Smith won her first two fights but lost in the final in a split decision. Smith wasn’t the only B.C. boxer who succeeded in London. Braydon Horcoff, who used to train at the Island MMA Training Centre in Victoria and won best male boxer at Haringey. The team as a whole won four gold medals and two silver medals.

“I really do believe there’s a lot of good boxers out of here. I think logistically we’re challenged in the sense of we’re a very large province with not a lot of people in it. So sometimes it’s hard to get the experience that we would like to have. But we just proved internationally where the depth of epoxy is in this province,” said Jason Heit, a coach at the Island MMA Training Centre who travelled with the team.

Three fights in three days is tough physically but in some ways, Smith said she preferred it.

“We’re in Europe, not at home, so you can’t go and get a massage or go do our normal things – we’re sharing an Airbnb with six people, there’s one bathroom, the bathtub doesn’t work (so you) can’t take a bath.
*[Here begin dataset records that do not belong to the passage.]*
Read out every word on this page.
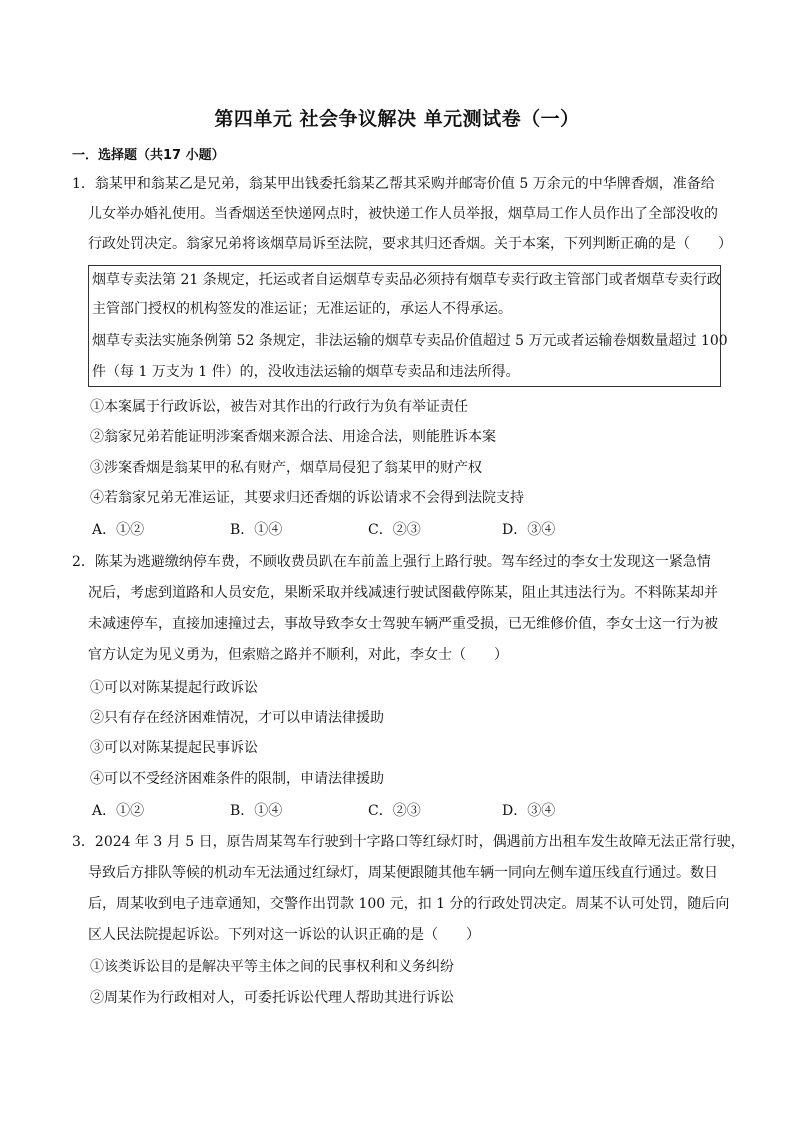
第四单元 社会争议解决 单元测试卷（一）
一．选择题（共17 小题）
1．翁某甲和翁某乙是兄弟，翁某甲出钱委托翁某乙帮其采购并邮寄价值 5 万余元的中华牌香烟，准备给
儿女举办婚礼使用。当香烟送至快递网点时，被快递工作人员举报，烟草局工作人员作出了全部没收的
行政处罚决定。翁家兄弟将该烟草局诉至法院，要求其归还香烟。关于本案，下列判断正确的是（　　）
烟草专卖法第 21 条规定，托运或者自运烟草专卖品必须持有烟草专卖行政主管部门或者烟草专卖行政
主管部门授权的机构签发的准运证；无准运证的，承运人不得承运。
烟草专卖法实施条例第 52 条规定，非法运输的烟草专卖品价值超过 5 万元或者运输卷烟数量超过 100
件（每 1 万支为 1 件）的，没收违法运输的烟草专卖品和违法所得。
①本案属于行政诉讼，被告对其作出的行政行为负有举证责任
②翁家兄弟若能证明涉案香烟来源合法、用途合法，则能胜诉本案
③涉案香烟是翁某甲的私有财产，烟草局侵犯了翁某甲的财产权
④若翁家兄弟无准运证，其要求归还香烟的诉讼请求不会得到法院支持
A．①②	B．①④	C．②③	D．③④
2．陈某为逃避缴纳停车费，不顾收费员趴在车前盖上强行上路行驶。驾车经过的李女士发现这一紧急情
况后，考虑到道路和人员安危，果断采取并线减速行驶试图截停陈某，阻止其违法行为。不料陈某却并
未减速停车，直接加速撞过去，事故导致李女士驾驶车辆严重受损，已无维修价值，李女士这一行为被
官方认定为见义勇为，但索赔之路并不顺利，对此，李女士（　　）
①可以对陈某提起行政诉讼
②只有存在经济困难情况，才可以申请法律援助
③可以对陈某提起民事诉讼
④可以不受经济困难条件的限制，申请法律援助
A．①②	B．①④	C．②③	D．③④
3．2024 年 3 月 5 日，原告周某驾车行驶到十字路口等红绿灯时，偶遇前方出租车发生故障无法正常行驶，
导致后方排队等候的机动车无法通过红绿灯，周某便跟随其他车辆一同向左侧车道压线直行通过。数日
后，周某收到电子违章通知，交警作出罚款 100 元，扣 1 分的行政处罚决定。周某不认可处罚，随后向
区人民法院提起诉讼。下列对这一诉讼的认识正确的是（　　）
①该类诉讼目的是解决平等主体之间的民事权利和义务纠纷
②周某作为行政相对人，可委托诉讼代理人帮助其进行诉讼
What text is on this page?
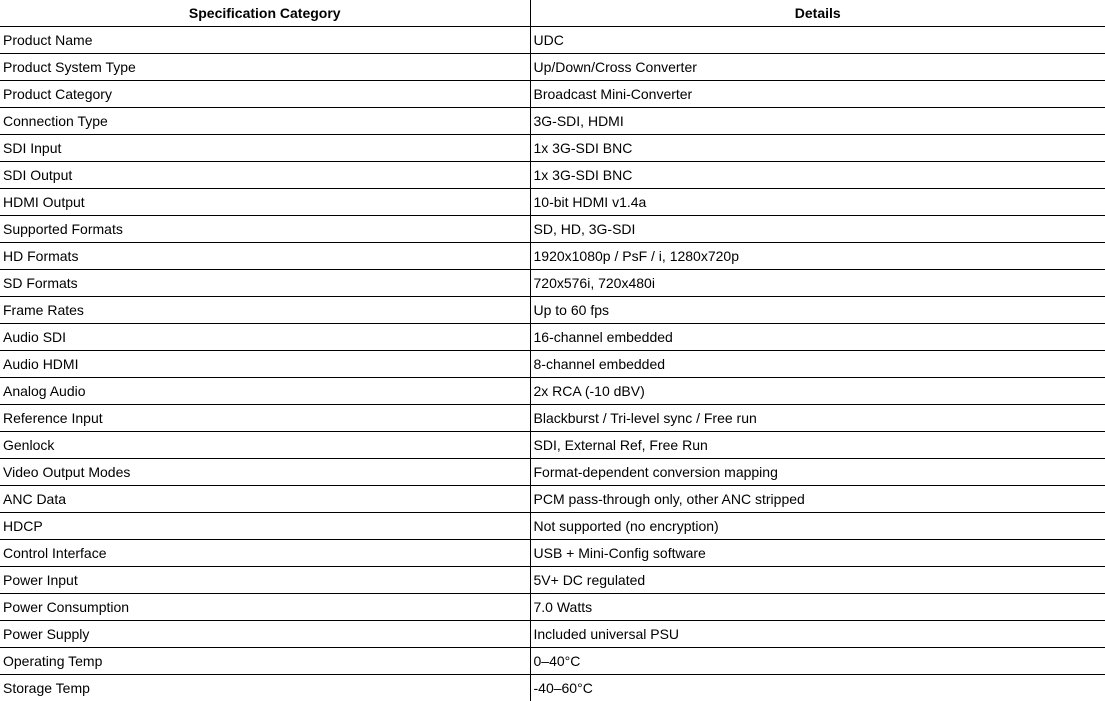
Specification Category	Details
Product Name	UDC
Product System Type	Up/Down/Cross Converter
Product Category	Broadcast Mini-Converter
Connection Type	3G-SDI, HDMI
SDI Input	1x 3G-SDI BNC
SDI Output	1x 3G-SDI BNC
HDMI Output	10-bit HDMI v1.4a
Supported Formats	SD, HD, 3G-SDI
HD Formats	1920x1080p / PsF / i, 1280x720p
SD Formats	720x576i, 720x480i
Frame Rates	Up to 60 fps
Audio SDI	16-channel embedded
Audio HDMI	8-channel embedded
Analog Audio	2x RCA (-10 dBV)
Reference Input	Blackburst / Tri-level sync / Free run
Genlock	SDI, External Ref, Free Run
Video Output Modes	Format-dependent conversion mapping
ANC Data	PCM pass-through only, other ANC stripped
HDCP	Not supported (no encryption)
Control Interface	USB + Mini-Config software
Power Input	5V+ DC regulated
Power Consumption	7.0 Watts
Power Supply	Included universal PSU
Operating Temp	0–40°C
Storage Temp	-40–60°C
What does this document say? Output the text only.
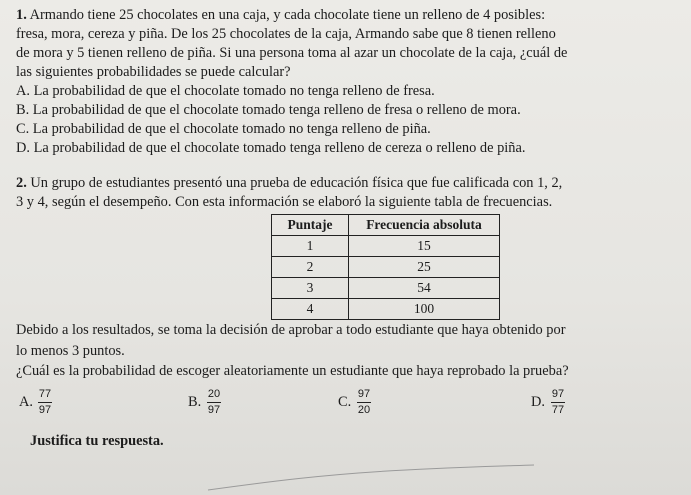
1. Armando tiene 25 chocolates en una caja, y cada chocolate tiene un relleno de 4 posibles:
fresa, mora, cereza y piña. De los 25 chocolates de la caja, Armando sabe que 8 tienen relleno
de mora y 5 tienen relleno de piña. Si una persona toma al azar un chocolate de la caja, ¿cuál de
las siguientes probabilidades se puede calcular?
A. La probabilidad de que el chocolate tomado no tenga relleno de fresa.
B. La probabilidad de que el chocolate tomado tenga relleno de fresa o relleno de mora.
C. La probabilidad de que el chocolate tomado no tenga relleno de piña.
D. La probabilidad de que el chocolate tomado tenga relleno de cereza o relleno de piña.
2. Un grupo de estudiantes presentó una prueba de educación física que fue calificada con 1, 2,
3 y 4, según el desempeño. Con esta información se elaboró la siguiente tabla de frecuencias.
Puntaje	Frecuencia absoluta
1	15
2	25
3	54
4	100
Debido a los resultados, se toma la decisión de aprobar a todo estudiante que haya obtenido por
lo menos 3 puntos.
¿Cuál es la probabilidad de escoger aleatoriamente un estudiante que haya reprobado la prueba?
A. 77
97	B. 20
97	C. 97
20	D. 97
77
Justifica tu respuesta.
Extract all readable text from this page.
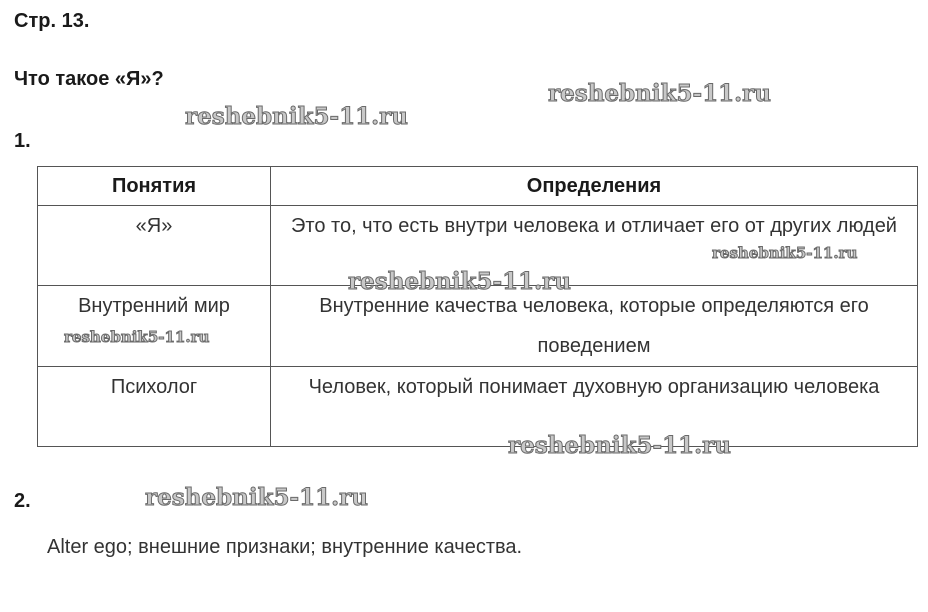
Стр. 13.
Что такое «Я»?
1.
Понятия	Определения
«Я»	Это то, что есть внутри человека и отличает его от других людей
Внутренний мир	Внутренние качества человека, которые определяются его поведением
Психолог	Человек, который понимает духовную организацию человека
2.
Alter ego; внешние признаки; внутренние качества.
reshebnik5-11.ru
reshebnik5-11.ru
reshebnik5-11.ru
reshebnik5-11.ru
reshebnik5-11.ru
reshebnik5-11.ru
reshebnik5-11.ru
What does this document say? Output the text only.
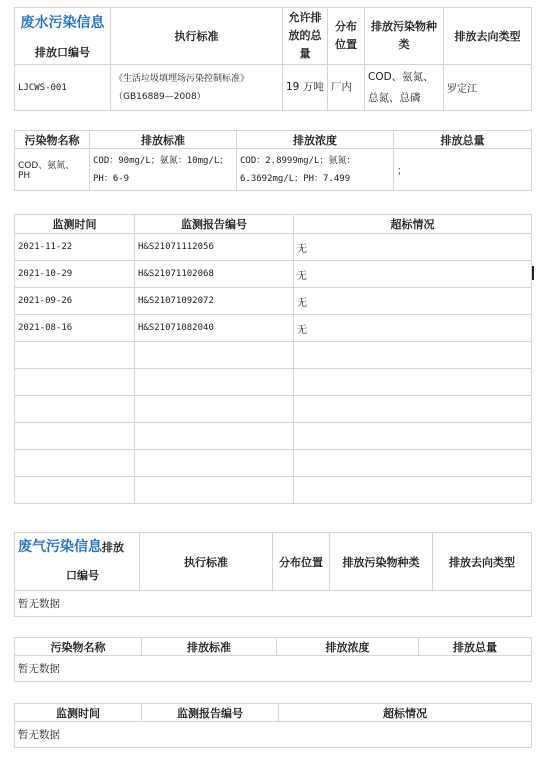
废水污染信息
排放口编号	执行标准	允许排放的总量	分布位置	排放污染物种类	排放去向类型
LJCWS-001	《生活垃圾填埋场污染控制标准》（GB16889—2008）	19 万吨	厂内	COD、氨氮、总氮、总磷	罗定江
污染物名称	排放标准	排放浓度	排放总量
COD、氨氮、PH	COD：90mg/L；氨氮：10mg/L；PH：6-9	COD：2.8999mg/L；氨氮：6.3692mg/L；PH：7.499	；
监测时间	监测报告编号	超标情况
2021-11-22	H&S21071112056	无
2021-10-29	H&S21071102068	无
2021-09-26	H&S21071092072	无
2021-08-16	H&S21071082040	无

废气污染信息排放
口编号	执行标准	分布位置	排放污染物种类	排放去向类型
暂无数据
污染物名称	排放标准	排放浓度	排放总量
暂无数据
监测时间	监测报告编号	超标情况
暂无数据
Obviously physically you get worse but mentally I got better. So it’s kind of funny the way that works because when you fight one day and when you keep going you have that momentum to build on. So it’s just an opposite thing – physically and mentally. I think I would rather be more mentally prepared than physically.”

Getting those fights makes a positive change from the past two years of COVID where fights were hard to come by, particularly on the women’s side, said Smith.

“Previously I was fighting the same people, I fought some girl probably four times now. But now there’s just more people involved, and now being at a higher level there are more opportunities to go into these international events and travel across Canada just to get more get some more experience.”

Smith now faces a summer of strength training before her next fight in October before preparing again ahead of provincials and nationals early next year.

If Smith wins at nationals that could put her in line for the Olympic team in 2024.